Pediu que aguardássemos a decisão, que se fosse o que ele queria os dois
receberiam o cachê, caso contrário chamaria o escolhido. Passaram-se alguns
dias recebi um recado para comparecer lá no bar. Como ficara duas opções, não
dava para saber o que me esperava. Assim que cheguei fui saudado com alegria e
comunicado do resultado: A gravação escolhida para ser reproduzida para a
campanha seria aquela com as duas vozes. Para mim não havia problema nenhum, o
único senão, foi a conversa para reduzir o cachê pela metade. De cara não
concordei, aí entramos em negociação. Seus argumentos apelavam para um
orçamento apertado, que o candidato era do bairro, que faria melhorias, só
faltou pedir para não cobrar, tal a ladainha, tive a sensação de que foi
por pouco. Já meus argumentos foram diretos a questão de que primeiro ele não
havia me avisado que teria outro para a mesma proposta. Eu não conhecia o
candidato, sua proposta e sua índole, não era filiado ao seu partido e nem
estava em campanha e para finalizar, havíamos feito, mesmo que de boca, um
contrato de trabalho, quanto a ser o único ou dividir a gravação com outro não
tinha sido uma escolha minha. Ficamos nesse bate boca por alguns minutos e como
éramos amigos e eu trabalhava na casa cantando, acabei aceitando reduzir em 30%
o cachê. Sai dali e fui direto ao amigo que tinha participado da gravação para
saber se já tinha sido chamado e por quanto acertou. Não haveria diferença, ele também fecharia pelo mesmo valor quando fosse negociar no dia seguinte. Aproveitamos para conversar sobre o dia do pagamento. A
informação que tínhamos batia igual. Haveria o lançamento da campanha no final
de semana e como eu havia sido convidado, concluímos, que aconteceria o mesmo com ele, ser convidado para participar e presenciar o
lançamento do jingle e só depois é que receberíamos das mãos do nosso amigo
dono do bar. No dia, o local era um salão de uma dessas igrejas pentecostais,
com sistema de som, muitas cadeiras devidamente enfileiradas, no fundo do salão
um lugar acima do nível do chão, próprio para o discurso, muita propaganda em
papel e grandes cartazes com a foto do candidato e boa presença de público. Um
aspone veio e anunciou com grande entusiasmo o candidato. Aplausos! Com as mãos
levantadas saudava os presentes. Aprumou-se diante do microfone e... Valha-me
Deus! Se os candidatos tivessem que
fazer uma pequena prova de português, para qualquer posto político, penso que
os partidos teriam sérias dificuldades, mas como nesse caso, também penso, que
é melhor falar a língua do povo, então está tudo certo. Nós estávamos ali para
ouvir a gravação, mas antes tínhamos que passar por essa provação. Terminou o
discurso, ufa! Anunciaram o jingle da campanha. Grande expectativa. Falhou.
Como assim? Aconteceu algo que os engenheiros de som, nosso amigo do bar estava
lá, não conseguiam resolver e a música não saia nem a pau. O jeito foi sair em
carreata sem som. Nós ficamos frustrados, mas fazer o quê?

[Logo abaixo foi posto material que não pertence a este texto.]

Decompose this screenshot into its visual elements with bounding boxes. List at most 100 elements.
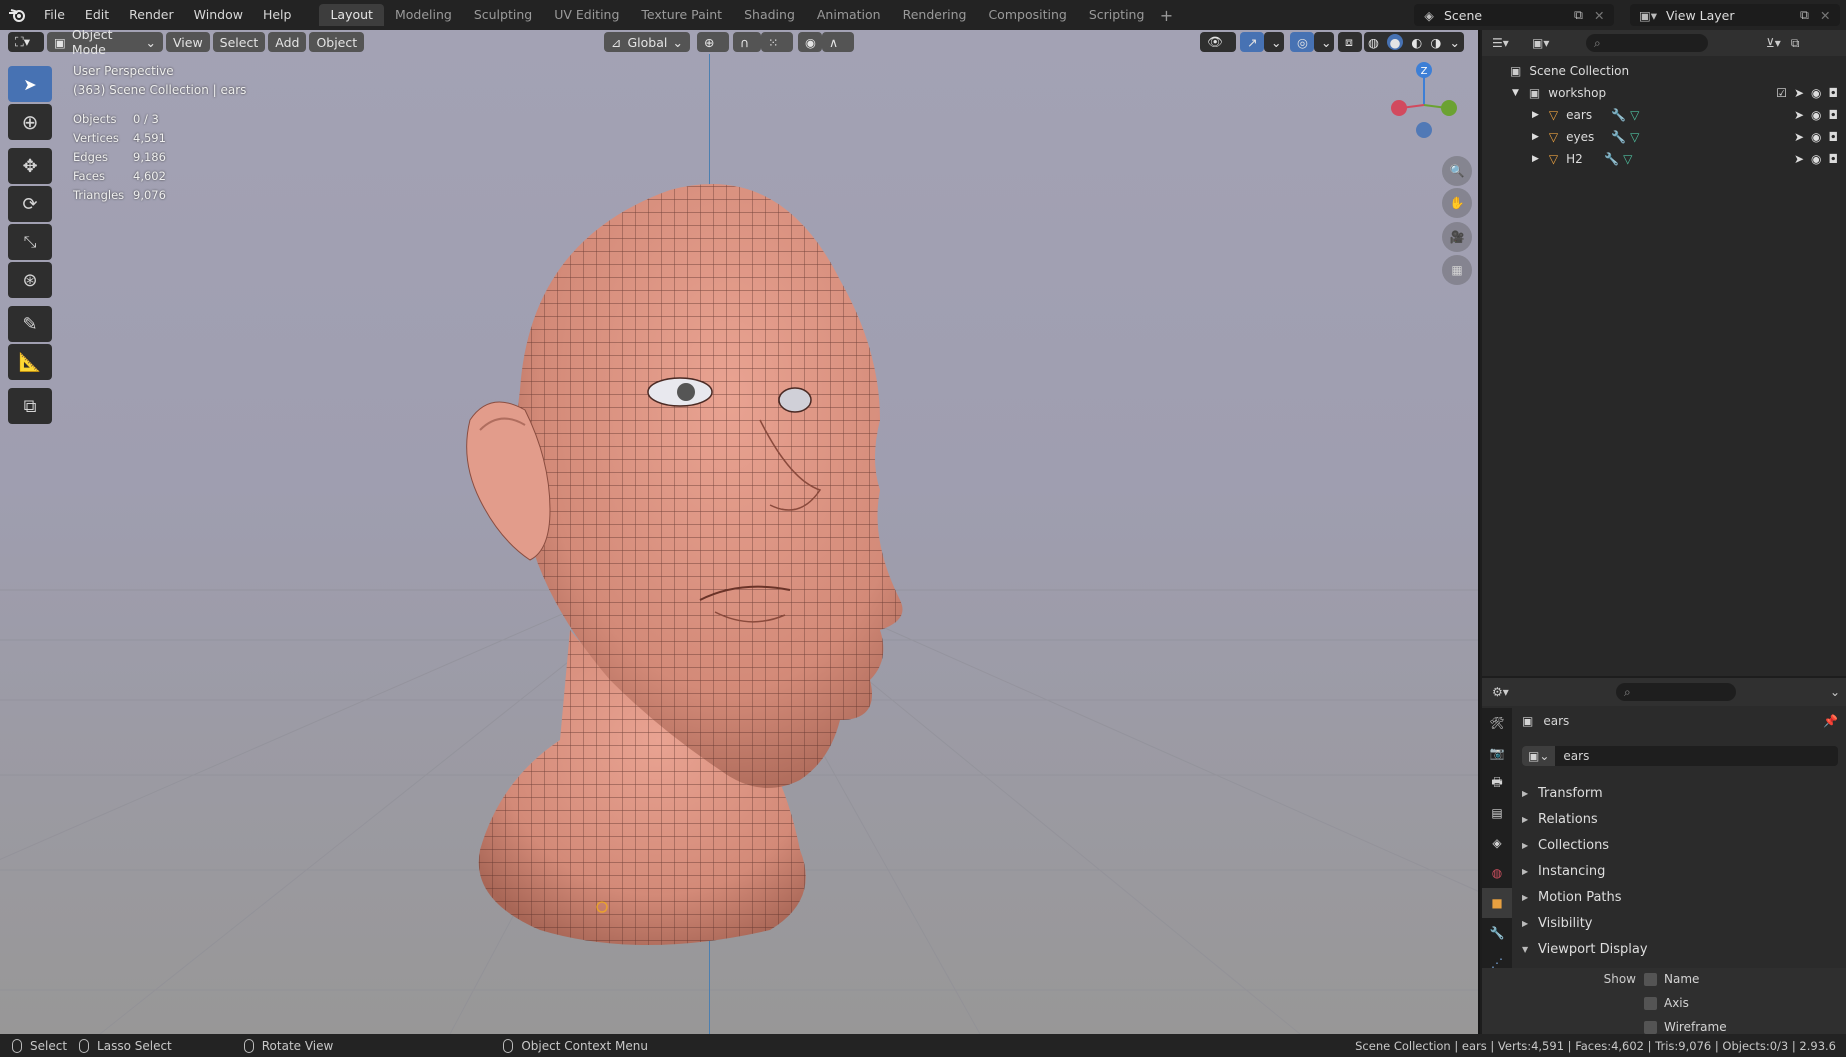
mesh-data-icon[interactable]: ▽ (1630, 130, 1639, 144)
solid-shading-icon[interactable]: ● (1387, 34, 1404, 50)
tab-layout[interactable]: Layout (319, 4, 384, 26)
tab-scripting[interactable]: Scripting (1078, 4, 1156, 26)
head-mesh[interactable] (440, 160, 1000, 960)
scene-selector[interactable]: ◈ Scene ⧉ ✕ (1414, 4, 1614, 26)
outliner-object-h2[interactable]: ▶ ▽ H2 🔧 ▽ ➤ ◉ ◘ (1482, 148, 1846, 170)
camera-render-icon[interactable]: ◘ (1829, 130, 1839, 144)
mesh-data-icon[interactable]: ▽ (1630, 108, 1639, 122)
3d-viewport[interactable]: ⛶▾ ▣ Object Mode ⌄ View Select Add Objec… (0, 30, 1480, 1034)
tab-uv-editing[interactable]: UV Editing (543, 4, 630, 26)
checkbox[interactable] (1644, 972, 1657, 986)
wireframe-shading-icon[interactable]: ◍ (1368, 35, 1379, 50)
mesh-data-icon[interactable]: ▽ (1623, 152, 1632, 166)
tab-shading[interactable]: Shading (733, 4, 806, 26)
annotate-tool[interactable]: ✎ (8, 306, 52, 342)
transform-orientation-selector[interactable]: ⊿ Global ⌄ (604, 32, 690, 52)
object-menu-button[interactable]: Object (309, 32, 365, 52)
add-workspace-button[interactable]: + (1155, 6, 1177, 25)
rendered-shading-icon[interactable]: ◑ (1430, 35, 1441, 50)
tab-view-layer[interactable]: ▤ (1482, 798, 1512, 828)
expand-arrow-icon[interactable]: ▶ (1532, 110, 1539, 120)
cursor-tool[interactable]: ⊕ (8, 104, 52, 140)
eye-icon[interactable]: ◉ (1811, 130, 1821, 144)
panel-visibility[interactable]: ▶ Visibility (1522, 912, 1592, 934)
eye-icon[interactable]: ◉ (1811, 152, 1821, 166)
mode-selector[interactable]: ▣ Object Mode ⌄ (47, 30, 163, 57)
overlay-menu[interactable]: ⌄ (1314, 32, 1334, 52)
proportional-edit-toggle[interactable]: ◉ (798, 32, 822, 52)
tab-rendering[interactable]: Rendering (892, 4, 978, 26)
tab-tool[interactable]: 🛠 (1482, 708, 1512, 738)
pivot-point-button[interactable]: ⊕ (697, 32, 729, 52)
checkbox[interactable] (1644, 996, 1657, 1010)
navigation-gizmo[interactable]: Z (1384, 60, 1464, 140)
menu-render[interactable]: Render (119, 0, 184, 30)
blender-logo-icon[interactable] (0, 0, 34, 30)
move-tool[interactable]: ✥ (8, 148, 52, 184)
zoom-button[interactable]: 🔍 (1442, 156, 1472, 186)
select-arrow-icon[interactable]: ➤ (1794, 152, 1804, 166)
tab-sculpting[interactable]: Sculpting (463, 4, 543, 26)
object-type-icon[interactable]: ▣⌄ (1522, 746, 1556, 766)
pin-icon[interactable]: 📌 (1823, 714, 1838, 728)
tab-scene[interactable]: ◈ (1482, 828, 1512, 858)
view-layer-selector[interactable]: ▣▾ View Layer ⧉ ✕ (1630, 4, 1840, 26)
menu-window[interactable]: Window (184, 0, 253, 30)
add-menu-button[interactable]: Add (268, 32, 307, 52)
tab-output[interactable]: 🖶 (1482, 768, 1512, 798)
visibility-button[interactable]: 👁 (1200, 32, 1236, 52)
expand-arrow-icon[interactable]: ▼ (1512, 88, 1519, 98)
camera-render-icon[interactable]: ◘ (1829, 152, 1839, 166)
tab-modifiers[interactable]: 🔧 (1482, 918, 1512, 948)
snap-toggle[interactable]: ∩ (733, 32, 761, 52)
object-datablock-field[interactable]: ▣⌄ ears (1522, 746, 1838, 766)
camera-view-button[interactable]: 🎥 (1442, 222, 1472, 252)
rotate-tool[interactable]: ⟳ (8, 186, 52, 222)
new-scene-icon[interactable]: ⧉ (1574, 7, 1594, 23)
select-box-tool[interactable]: ➤ (8, 66, 52, 102)
menu-file[interactable]: File (34, 0, 75, 30)
add-cube-tool[interactable]: ⧉ (8, 388, 52, 424)
eye-icon[interactable]: ◉ (1811, 108, 1821, 122)
editor-type-button[interactable]: ⛶▾ (8, 32, 44, 52)
outliner-object-ears[interactable]: ▶ ▽ ears 🔧 ▽ ➤ ◉ ◘ (1482, 104, 1846, 126)
outliner-editor-icon[interactable]: ☰▾ (1492, 36, 1526, 50)
modifier-wrench-icon[interactable]: 🔧 (1611, 108, 1626, 122)
gizmo-toggle[interactable]: ↗ (1240, 32, 1264, 52)
checkbox[interactable] (1644, 1020, 1657, 1034)
outliner-object-eyes[interactable]: ▶ ▽ eyes 🔧 ▽ ➤ ◉ ◘ (1482, 126, 1846, 148)
panel-relations[interactable]: ▶ Relations (1522, 808, 1598, 830)
properties-search-input[interactable]: ⌕ (1616, 683, 1736, 701)
outliner-search-input[interactable]: ⌕ (1586, 34, 1708, 52)
modifier-wrench-icon[interactable]: 🔧 (1604, 152, 1619, 166)
outliner-collection-workshop[interactable]: ▼ ▣ workshop ☑ ➤ ◉ ◘ (1482, 82, 1846, 104)
delete-scene-icon[interactable]: ✕ (1594, 8, 1614, 23)
select-arrow-icon[interactable]: ➤ (1794, 108, 1804, 122)
display-mode-icon[interactable]: ▣▾ (1532, 36, 1566, 50)
select-arrow-icon[interactable]: ➤ (1794, 86, 1804, 100)
falloff-button[interactable]: ∧ (822, 32, 854, 52)
new-view-layer-icon[interactable]: ⧉ (1800, 7, 1820, 23)
chevron-down-icon[interactable]: ⌄ (1450, 35, 1460, 50)
panel-viewport-display[interactable]: ▼ Viewport Display (1522, 938, 1648, 960)
measure-tool[interactable]: 📐 (8, 344, 52, 380)
gizmo-menu[interactable]: ⌄ (1264, 32, 1284, 52)
tab-world[interactable]: ◍ (1482, 858, 1512, 888)
menu-help[interactable]: Help (253, 0, 302, 30)
tab-compositing[interactable]: Compositing (977, 4, 1077, 26)
xray-toggle[interactable]: ⧈ (1338, 32, 1362, 52)
show-name-checkbox[interactable]: Name (1644, 972, 1699, 986)
tab-object[interactable]: ■ (1482, 888, 1512, 918)
panel-collections[interactable]: ▶ Collections (1522, 834, 1609, 856)
tab-texture-paint[interactable]: Texture Paint (630, 4, 733, 26)
snap-target-button[interactable]: ⁙ (761, 32, 793, 52)
panel-transform[interactable]: ▶ Transform (1522, 782, 1603, 804)
eye-icon[interactable]: ◉ (1811, 86, 1821, 100)
delete-view-layer-icon[interactable]: ✕ (1820, 8, 1840, 23)
tab-modeling[interactable]: Modeling (384, 4, 463, 26)
expand-arrow-icon[interactable]: ▶ (1532, 154, 1539, 164)
new-collection-icon[interactable]: ⧉ (1791, 36, 1800, 51)
select-menu-button[interactable]: Select (212, 32, 266, 52)
show-wireframe-checkbox[interactable]: Wireframe (1644, 1020, 1727, 1034)
transform-tool[interactable]: ⊛ (8, 262, 52, 298)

Os dias voaram e com eles todas as
nossas investidas para receber o cachê pela gravação. O nosso amigo do bar já
não tinha mais o que alegar para se desculpar, pois segundo ele, também havia
tomado uma volta. Vou dizer uma coisa para vocês, fora aquele dia o da
gravação, eu nunca ouvi como ficou o jingle. Aquele apelo para fazer de graça,
pois o orçamento era pequeno e o candidato era do bairro, acabou se realizando,
mas de uma maneira ortodoxia, bem a caráter. Sem querer generalizar, pois
existe uma parcela de políticos bons, mas o percentual é de 99,9% de
enganadores. Eu só vi a cara do indivíduo naquele dia do lançamento da
campanha, mas uma semana antes das eleições, estava eu em casa quando ouvi um
carro de som que passava por perto e reproduzia uma música, está fácil de
deduzir qual era música, justamente, a famigerada gravação com a minha voz e a
do meu amigo. FDP! A justiça as vezes falha, mas nesse caso, o cretino nem para
suplente serviu. Recebeu uma mixaria de votos. Inté!